Despite the irony, her defensive reaction was and is typical of how people react to criticism. Recognizing the benefits of constructive criticism is one thing. Reacting accordingly is something else. Being told that you are not doing something well enough can be difficult to take. Ego gets involved. A sense of ownership is involved. It becomes personal, quickly if not immediately. Controlling your reactions is important.
But so is the message. In any communication, there are two people. One is trying to get the message across and the other is receiving. Each has a 50% responsibility. The trick in giving criticism is to do it in a way and manner that it will be received and understood. If you can do that well, how the other person receives the message is their 50% of the problem.
It is also helpful to realize that communication is very complex and contains multiple messages. Every time you talk to another person you relate the following:
- * The factual content of the message;
- * Inferences conveying what you think about the listener;
- * Inferences conveying what you want the listener to think about you; and
- * Inferences conveying what you think about the state of your relationship with the listener.

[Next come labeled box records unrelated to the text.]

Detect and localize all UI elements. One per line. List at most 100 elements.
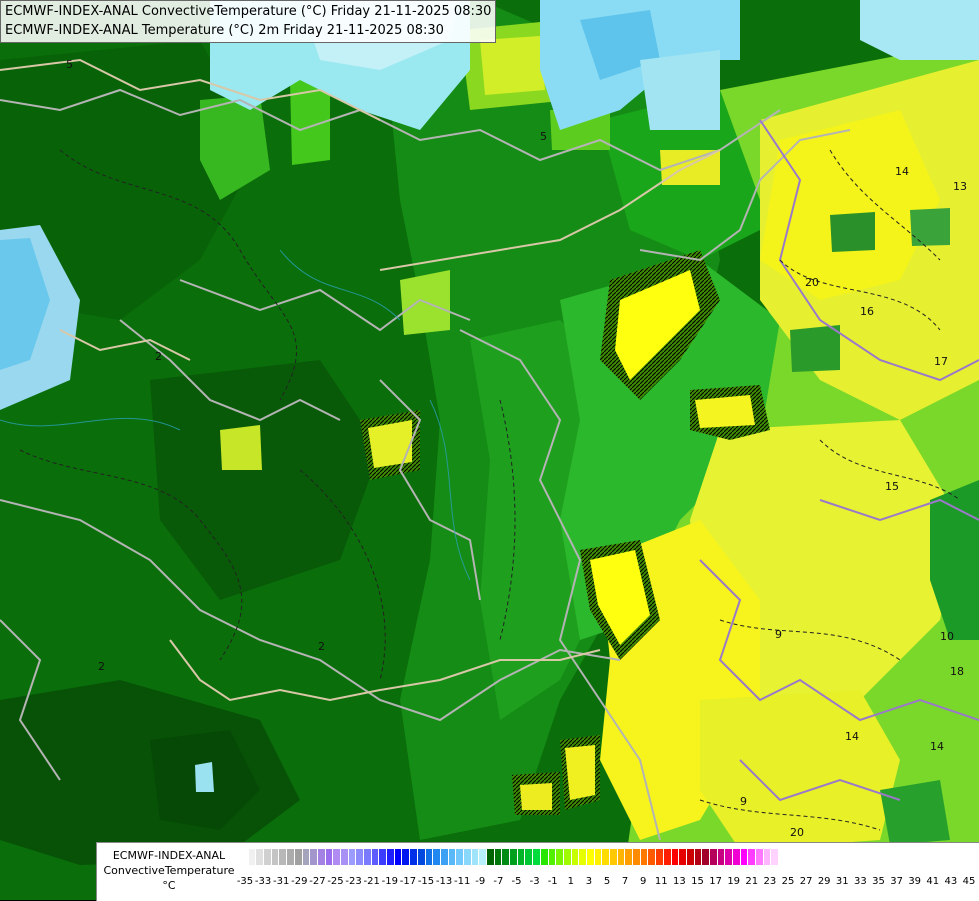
legend-swatch [448, 849, 457, 865]
legend-tick-label: 15 [691, 876, 704, 887]
contour-label: 16 [860, 305, 874, 318]
legend-swatch [640, 849, 649, 865]
legend-swatch [694, 849, 703, 865]
legend-tick-label: 13 [673, 876, 686, 887]
legend-swatch [271, 849, 280, 865]
legend-tick-label: 17 [709, 876, 722, 887]
legend-swatch [494, 849, 503, 865]
legend-swatch [717, 849, 726, 865]
legend-swatch [579, 849, 587, 865]
legend-tick-label: -13 [435, 876, 453, 887]
legend-tick-label: 11 [654, 876, 668, 887]
legend-swatch [364, 849, 372, 865]
legend-swatch [686, 849, 695, 865]
legend-swatch [771, 849, 780, 865]
legend-tick-label: 43 [944, 876, 958, 887]
legend-tick-label: 37 [890, 876, 903, 887]
legend-swatch [302, 849, 311, 865]
legend-tick-label: -11 [454, 876, 471, 887]
contour-label: 14 [930, 740, 944, 753]
legend-swatch [663, 849, 672, 865]
legend-tick-row: -35 -33 -31 -29 -27 -25 -23 -21 -19 -17 -15 -13 -11-… [237, 876, 977, 890]
legend-swatch [610, 849, 618, 865]
legend-swatch [679, 849, 687, 865]
legend-unit: °C [162, 879, 176, 892]
legend-swatch [563, 849, 572, 865]
contour-label: 17 [934, 355, 948, 368]
legend-tick-label: -29 [291, 876, 308, 887]
legend-swatch [540, 849, 549, 865]
legend-color-bar [241, 849, 780, 866]
legend-swatch [733, 849, 741, 865]
legend-tick-label: -15 [417, 876, 435, 887]
legend-swatch [725, 849, 733, 865]
legend-swatch [440, 849, 449, 865]
legend-swatch [633, 849, 641, 865]
legend-tick-label: -7 [493, 876, 504, 887]
contour-label: 14 [845, 730, 859, 743]
legend-swatch [763, 849, 772, 865]
contour-label: 5 [66, 58, 73, 71]
legend-tick-label: 27 [799, 876, 813, 887]
legend-tick-label: -23 [345, 876, 362, 887]
legend-swatch [671, 849, 680, 865]
legend-tick-label: 45 [962, 876, 976, 887]
legend-swatch [294, 849, 303, 865]
map-title: ECMWF-INDEX-ANAL ConvectiveTemperature (… [0, 0, 497, 43]
legend-swatch [379, 849, 388, 865]
title-line-convective: ECMWF-INDEX-ANAL ConvectiveTemperature (… [5, 4, 492, 19]
legend-swatch [702, 849, 710, 865]
legend-swatch [433, 849, 441, 865]
legend-swatch [387, 849, 395, 865]
legend-swatch [310, 849, 318, 865]
legend-swatch [525, 849, 534, 865]
legend-tick-label: 5 [603, 876, 611, 887]
map-canvas: 5 5 2 2 2 20 15 16 17 13 14 14 9 9 20 18… [0, 0, 979, 900]
legend-swatch [656, 849, 664, 865]
legend-swatch [502, 849, 511, 865]
legend-swatch [756, 849, 764, 865]
legend-tick-label: -27 [309, 876, 326, 887]
contour-label: 14 [895, 165, 909, 178]
color-legend: ECMWF-INDEX-ANAL ConvectiveTemperature °… [96, 842, 979, 901]
legend-tick-label: 9 [640, 876, 647, 887]
legend-swatch [317, 849, 326, 865]
legend-tick-label: -25 [327, 876, 344, 887]
contour-label: 10 [940, 630, 954, 643]
contour-label: 18 [950, 665, 964, 678]
legend-swatch [487, 849, 495, 865]
legend-swatch [410, 849, 418, 865]
legend-tick-label: 29 [817, 876, 831, 887]
legend-tick-label: 7 [621, 876, 629, 887]
legend-tick-label: -9 [475, 876, 486, 887]
legend-swatch [340, 849, 349, 865]
legend-swatch [333, 849, 341, 865]
legend-swatch [740, 849, 749, 865]
contour-label: 2 [155, 350, 162, 363]
legend-swatch [356, 849, 364, 865]
legend-swatch [264, 849, 272, 865]
legend-swatch [325, 849, 334, 865]
legend-swatch [571, 849, 580, 865]
legend-swatch [602, 849, 610, 865]
legend-swatch [471, 849, 480, 865]
contour-label: 5 [540, 130, 547, 143]
legend-swatch [463, 849, 472, 865]
contour-label: 9 [740, 795, 747, 808]
legend-swatch [417, 849, 426, 865]
contour-label: 2 [318, 640, 325, 653]
legend-swatch [533, 849, 541, 865]
legend-tick-label: -31 [273, 876, 290, 887]
legend-tick-label: 1 [567, 876, 574, 887]
legend-swatch [479, 849, 487, 865]
legend-swatch [371, 849, 380, 865]
legend-tick-label: 19 [727, 876, 741, 887]
legend-tick-label: -19 [381, 876, 398, 887]
legend-swatch [425, 849, 434, 865]
legend-tick-label: -33 [254, 876, 272, 887]
legend-swatch [748, 849, 757, 865]
temperature-field [0, 0, 979, 900]
legend-swatch [517, 849, 526, 865]
legend-tick-label: -3 [529, 876, 540, 887]
contour-label: 20 [805, 276, 819, 289]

Anytime you communicate you send these four messages with weights on various inferences. The listener processes the information in the same way but may weight the messages differently resulting in a completely different interpretation.
We all like to think that we are factual, but the reality is that we aren’t. We all use these four elements all the time. If we didn’t and only spoke in facts, sarcasm would be lost on us. So accept that these four messages are getting passed and use them to your advantage.
In the case of constructive criticism, you need to pass the message that, for example, your colleague’s work is low quality and needs to be improved, but do it in a way that does not send bad messages in the other three channels. Avoid the words “you” or “your” as they send the message that the criticism is directed at the colleague personally and not the work. Refer specifically to the low quality work and how it is low quality. Send specific messages (verbal and non-verbal) to backup the other channels that the criticism is not directed at the person, that you hold them in high esteem, and that you do and will continue to respect them and their work despite this. You also have to pass the message about what you want them to think about you in a constructive way. If you can do all this, you’ve done your 50% of the communication. It is then up to the other person to do theirs.
On the receiving end of the criticism, realize that one of the messages getting past is that the other person feels strongly about and values the issue enough to bring it up. The inherent message is that you are important to them and they are trying to help. Try not to get defensive but accept the message and act on it.